Notation for analytic (Fréchet) derivatives in TorchLean autograd proofs

Mathlib already provides two very useful scoped notations in this area:

• open scoped InnerProduct enables postfix † for adjoints of bounded operators (ContinuousLinearMap.adjoint).
• open scoped Gradient enables ∇ f x for the gradient of a scalar function (in Hilbert spaces).

TorchLean’s autograd proofs are primarily VJP-first: the central analytic object is the adjoint of the Fréchet derivative (fderiv ℝ f x)†, which is exactly the vector-Jacobian product (Jacobian-transpose product) that PyTorch-style reverse-mode computes.

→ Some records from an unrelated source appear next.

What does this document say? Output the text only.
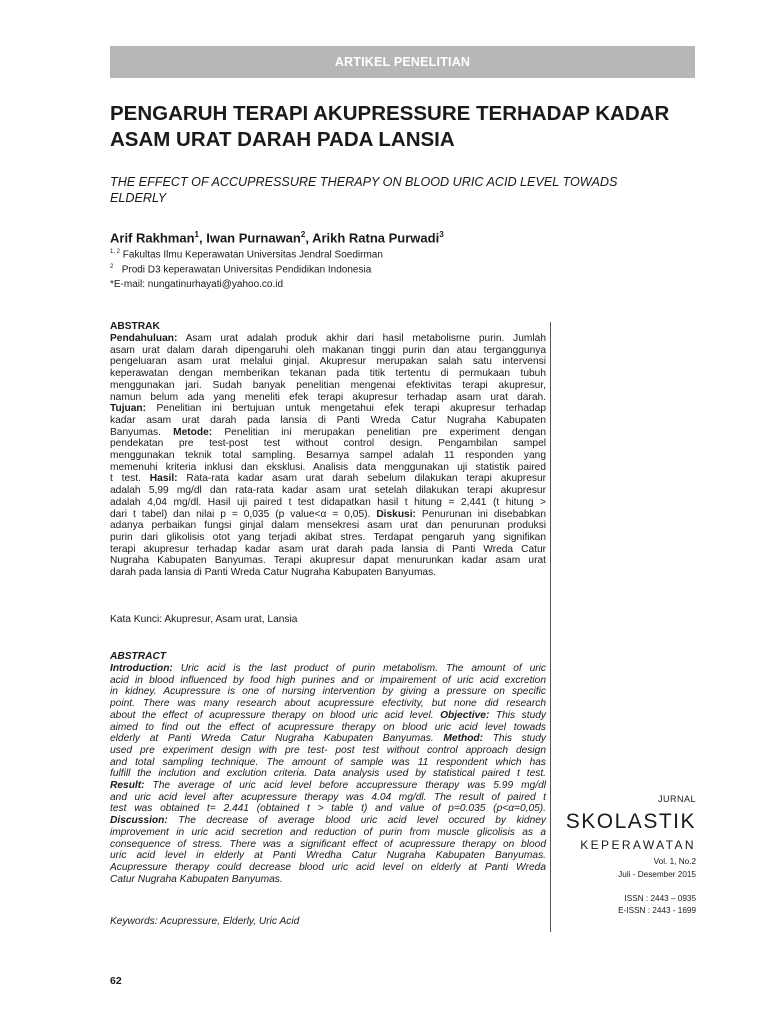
ARTIKEL PENELITIAN
PENGARUH TERAPI AKUPRESSURE TERHADAP KADAR
ASAM URAT DARAH PADA LANSIA

THE EFFECT OF ACCUPRESSURE THERAPY ON BLOOD URIC ACID LEVEL TOWADS
ELDERLY

Arif Rakhman$^1$, Iwan Purnawan$^2$, Arikh Ratna Purwadi$^3$

$^{1, 2}$ Fakultas Ilmu Keperawatan Universitas Jendral Soedirman

$^2$ Prodi D3 keperawatan Universitas Pendidikan Indonesia

*E-mail: nungatinurhayati@yahoo.co.id

ABSTRAK

Pendahuluan: Asam urat adalah produk akhir dari hasil metabolisme purin. Jumlah
asam urat dalam darah dipengaruhi oleh makanan tinggi purin dan atau terganggunya
pengeluaran asam urat melalui ginjal. Akupresur merupakan salah satu intervensi
keperawatan dengan memberikan tekanan pada titik tertentu di permukaan tubuh
menggunakan jari. Sudah banyak penelitian mengenai efektivitas terapi akupresur,
namun belum ada yang meneliti efek terapi akupresur terhadap asam urat darah.
Tujuan: Penelitian ini bertujuan untuk mengetahui efek terapi akupresur terhadap
kadar asam urat darah pada lansia di Panti Wreda Catur Nugraha Kabupaten
Banyumas. Metode: Penelitian ini merupakan penelitian pre experiment dengan
pendekatan pre test-post test without control design. Pengambilan sampel
menggunakan teknik total sampling. Besarnya sampel adalah 11 responden yang
memenuhi kriteria inklusi dan eksklusi. Analisis data menggunakan uji statistik paired
t test. Hasil: Rata-rata kadar asam urat darah sebelum dilakukan terapi akupresur
adalah 5,99 mg/dl dan rata-rata kadar asam urat setelah dilakukan terapi akupresur
adalah 4,04 mg/dl. Hasil uji paired t test didapatkan hasil t hitung = 2,441 (t hitung >
dari t tabel) dan nilai p = 0,035 (p value<α = 0,05). Diskusi: Penurunan ini disebabkan
adanya perbaikan fungsi ginjal dalam mensekresi asam urat dan penurunan produksi
purin dari glikolisis otot yang terjadi akibat stres. Terdapat pengaruh yang signifikan
terapi akupresur terhadap kadar asam urat darah pada lansia di Panti Wreda Catur
Nugraha Kabupaten Banyumas. Terapi akupresur dapat menurunkan kadar asam urat
darah pada lansia di Panti Wreda Catur Nugraha Kabupaten Banyumas.

Kata Kunci: Akupresur, Asam urat, Lansia

ABSTRACT

Introduction: Uric acid is the last product of purin metabolism. The amount of uric
acid in blood influenced by food high purines and or impairement of uric acid excretion
in kidney. Acupressure is one of nursing intervention by giving a pressure on specific
point. There was many research about acupressure efectivity, but none did research
about the effect of acupressure therapy on blood uric acid level. Objective: This study
aimed to find out the effect of acupressure therapy on blood uric acid level towads
elderly at Panti Wreda Catur Nugraha Kabupaten Banyumas. Method: This study
used pre experiment design with pre test- post test without control approach design
and total sampling technique. The amount of sample was 11 respondent which has
fulfill the inclution and exclution criteria. Data analysis used by statistical paired t test.
Result: The average of uric acid level before accupressure therapy was 5.99 mg/dl
and uric acid level after acupressure therapy was 4.04 mg/dl. The result of paired t
test was obtained t= 2.441 (obtained t > table t) and value of p=0.035 (p<α=0,05).
Discussion: The decrease of average blood uric acid level occured by kidney
improvement in uric acid secretion and reduction of purin from muscle glicolisis as a
consequence of stress. There was a significant effect of acupressure therapy on blood
uric acid level in elderly at Panti Wredha Catur Nugraha Kabupaten Banyumas.
Acupressure therapy could decrease blood uric acid level on elderly at Panti Wreda
Catur Nugraha Kabupaten Banyumas.

Keywords: Acupressure, Elderly, Uric Acid

JURNAL

SKOLASTIK

KEPERAWATAN

Vol. 1, No.2

Juli - Desember 2015

ISSN : 2443 – 0935

E-ISSN : 2443 - 1699

62
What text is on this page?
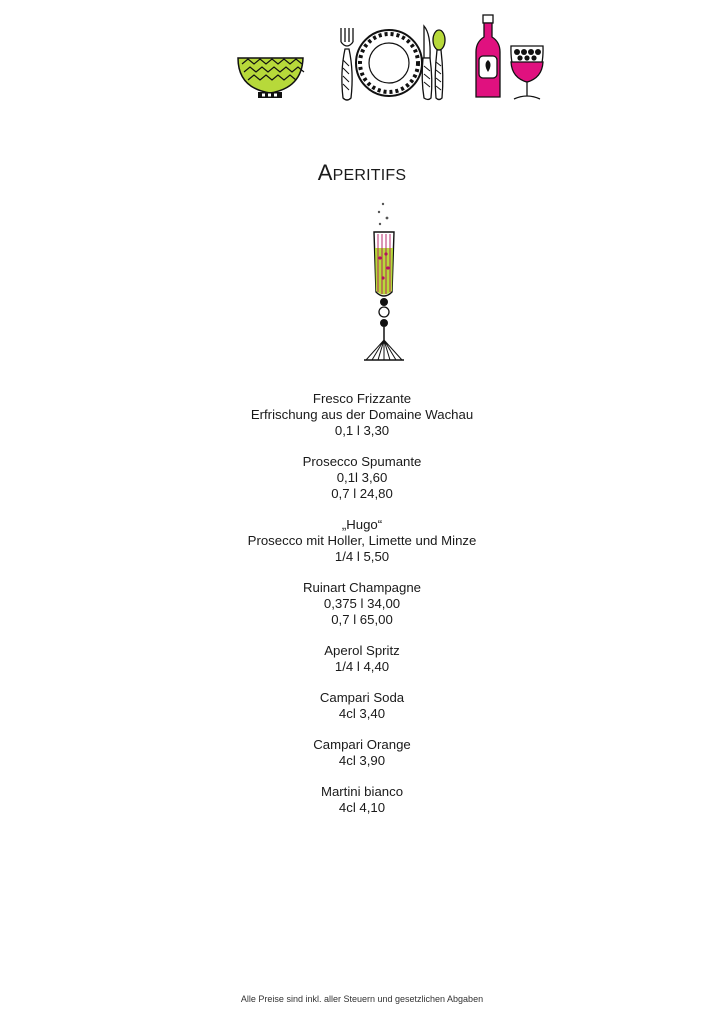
APERITIFS
Fresco Frizzante
Erfrischung aus der Domaine Wachau
0,1 l 3,30
Prosecco Spumante
0,1l 3,60
0,7 l 24,80
„Hugo“
Prosecco mit Holler, Limette und Minze
1/4 l 5,50
Ruinart Champagne
0,375 l 34,00
0,7 l 65,00
Aperol Spritz
1/4 l 4,40
Campari Soda
4cl 3,40
Campari Orange
4cl 3,90
Martini bianco
4cl 4,10
Alle Preise sind inkl. aller Steuern und gesetzlichen Abgaben
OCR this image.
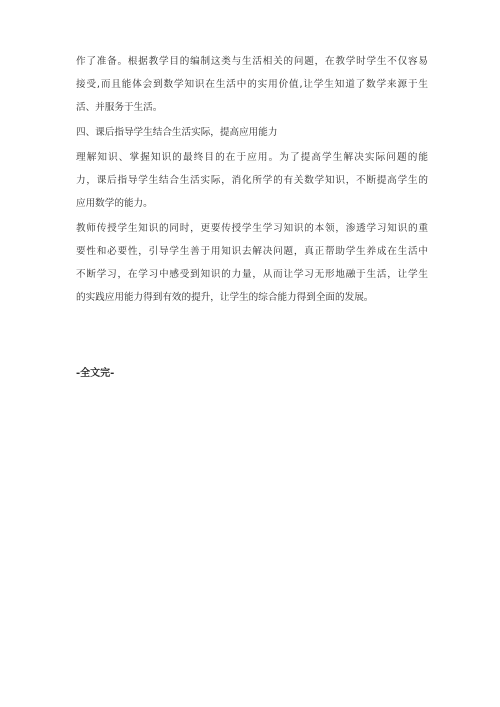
作了准备。根据教学目的编制这类与生活相关的问题，在教学时学生不仅容易

接受,而且能体会到数学知识在生活中的实用价值,让学生知道了数学来源于生

活、并服务于生活。

四、课后指导学生结合生活实际，提高应用能力

理解知识、掌握知识的最终目的在于应用。为了提高学生解决实际问题的能

力，课后指导学生结合生活实际，消化所学的有关数学知识，不断提高学生的

应用数学的能力。

教师传授学生知识的同时，更要传授学生学习知识的本领，渗透学习知识的重

要性和必要性，引导学生善于用知识去解决问题，真正帮助学生养成在生活中

不断学习，在学习中感受到知识的力量，从而让学习无形地融于生活，让学生

的实践应用能力得到有效的提升，让学生的综合能力得到全面的发展。

-全文完-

This file defines a small scoped notation VJP[f, x] for that operator.

@[reducible, inline]

noncomputable abbrev Proofs.Autograd.jacobian {E F : Type} [NormedAddCommGroup E] [InnerProductSpace ℝ E] [NormedAddCommGroup F] [InnerProductSpace ℝ F] (f : E → F) (x : E) : E →L[ℝ] F

The Jacobian (Fréchet derivative) of f at x, packaged as a bounded linear map.

def Autograd.«termJ[_,_]» : Lean.ParserDescr

The Jacobian (Fréchet derivative) of f at x, packaged as a bounded linear map.

@[reducible, inline]

noncomputable abbrev Proofs.Autograd.vjp {E F : Type} [NormedAddCommGroup E] [InnerProductSpace ℝ E] [CompleteSpace E] [NormedAddCommGroup F] [InnerProductSpace ℝ F] [CompleteSpace F] (f : E → F) (x : E) : F →L[ℝ] E

The vector-Jacobian product operator (VJP) of f at x.

VJP[f, x] : F →L[ℝ] E is the adjoint of the Fréchet derivative (fderiv ℝ f x) : E →L[ℝ] F.

When f is a scalar loss (F = ℝ), the gradient is VJP[f, x] 1 (equivalently ∇ f x).

def Autograd.«termVJP[_,_]» : Lean.ParserDescr

The vector-Jacobian product operator (VJP) of f at x.

VJP[f, x] : F →L[ℝ] E is the adjoint of the Fréchet derivative (fderiv ℝ f x) : E →L[ℝ] F.

When f is a scalar loss (F = ℝ), the gradient is VJP[f, x] 1 (equivalently ∇ f x).